The Real Controversy about Jumia: Why Did It List on the NYSE?
When the e-commerce company Jumia listed on the New York Stock Exchange (NYSE) last month, it immediately garnered attention. Jumia is the first major Africa-focused, venture-backed technology company to list on a major global exchange. On its opening day, the company’s stock surged. A week later, a report that claimed the company was a “massive fraud” caused its stock to plummet by 50 percent. Many questions surround the company, from whether it has a viable business model and whether it is “African enough,” to more immediate questions about its adherence to the U.S. Securities and Exchange Commission’s (SEC) reporting requirements. These issues are important and certainly shouldn’t be side-stepped. However, an arguably more important question is the one that received the least attention: why did Jumia list in the United States rather than on an African stock exchange?
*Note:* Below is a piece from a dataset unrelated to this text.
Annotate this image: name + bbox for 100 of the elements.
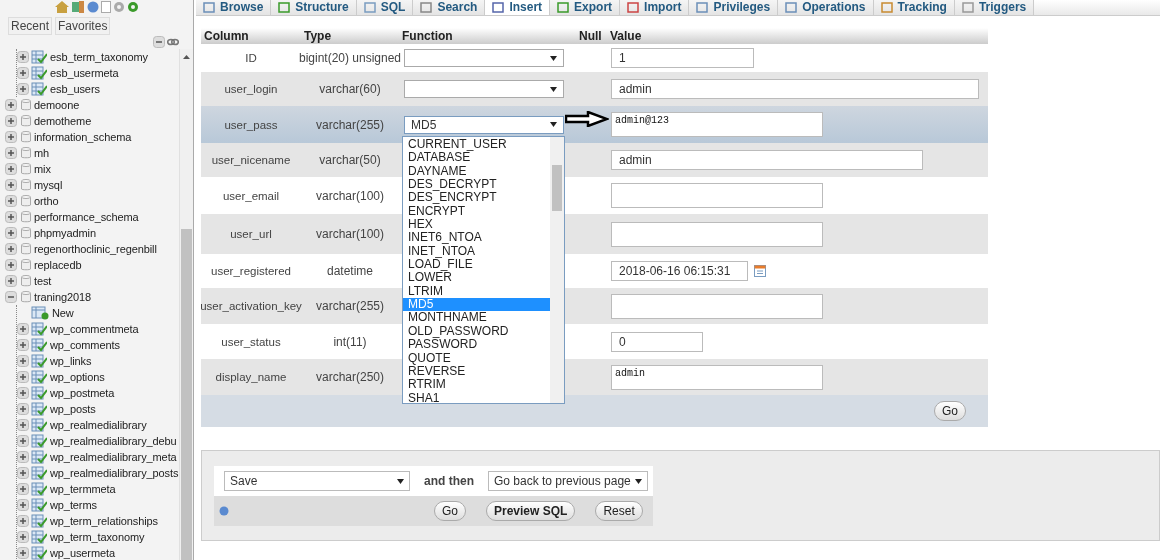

It’s no secret that Jumia is struggling. Jumia listed in New York, rather than Nairobi or Lagos, because it was by far the most sensible business decision in the face of the continent’s weak capital markets and stock exchanges. With the exception of the Johannesburg Stock Exchange (JSE), African exchanges are small, illiquid, and costly—borne out of an earlier period that saw privatizing state assets as the key to developing African countries.
The result? Ninety-five percent of domestic listings on the Uganda Securities Exchange (USE) are government divestments. Other exchanges are dominated by big firms such as the Dangote Group, which comprises a third of Nigeria’s market. These big firms also pose problems: family conglomerates or larger multinationals can bypass regulation by listing their subsidiaries on local exchanges or otherwise capitalizing on their complex, multi-jurisdictional company structures at the expense of minority shareholders.
Jumia faced an either-or-decision: go bankrupt or raise on the public markets and continue to fund a lossmaking business with an eye toward profitability. What NYSE offered was the shortest route to the most capital from an investor-base more interested in its potential than its current economic health. Few African startups ever gain access to such an investor base—certainly not in Africa.
For all the hubbub surrounding Jumia’s African-ness, most commentators breezed over what would really help African startups succeed: more capital and structures that nourish its growth. Some of that can be provided by a thriving angel investor and seed investor markets, but true structural change only happens with formal, working institutions.
Prosper Africa, the Trump administration’s Africa initiative to catalyze investment in Africa, should work with African stock exchanges to develop a listing structure suitable for emerging companies. Nairobi may be the most promising. Last month, the Nairobi Stock Exchange (NSE) announced an initiative to incubate small businesses, which are considering listing on the national exchange. But a step further is needed to help local investors get over past negative experiences of investing in domestic stock exchanges. The U.S. Agency for International Development (USAID) could add to the International Finance Corporation’s current efforts to assess which exchange is the most well-equipped and support thinking to adopt such an exchange. As I have written elsewhere, providing a platform for startups not only offers more opportunities for these companies to raise capital but also ensures that they align with the governance standards expected of global companies. International tech investors looking to find the next GoJek or Careem could also be heartened to know that liquidity options for the African portfolio exist beyond strategic buyouts.
Whether a “startup exchange” in Africa will be built (or even work) is debatable, but we should agree that it is imperative to create better, more nimble and liquid capital markets for the next Jumia to consider listing on.
Eliot Pence is a non-resident senior associate with the Africa Program at the Center for Strategic and International Studies in Washington, D.C.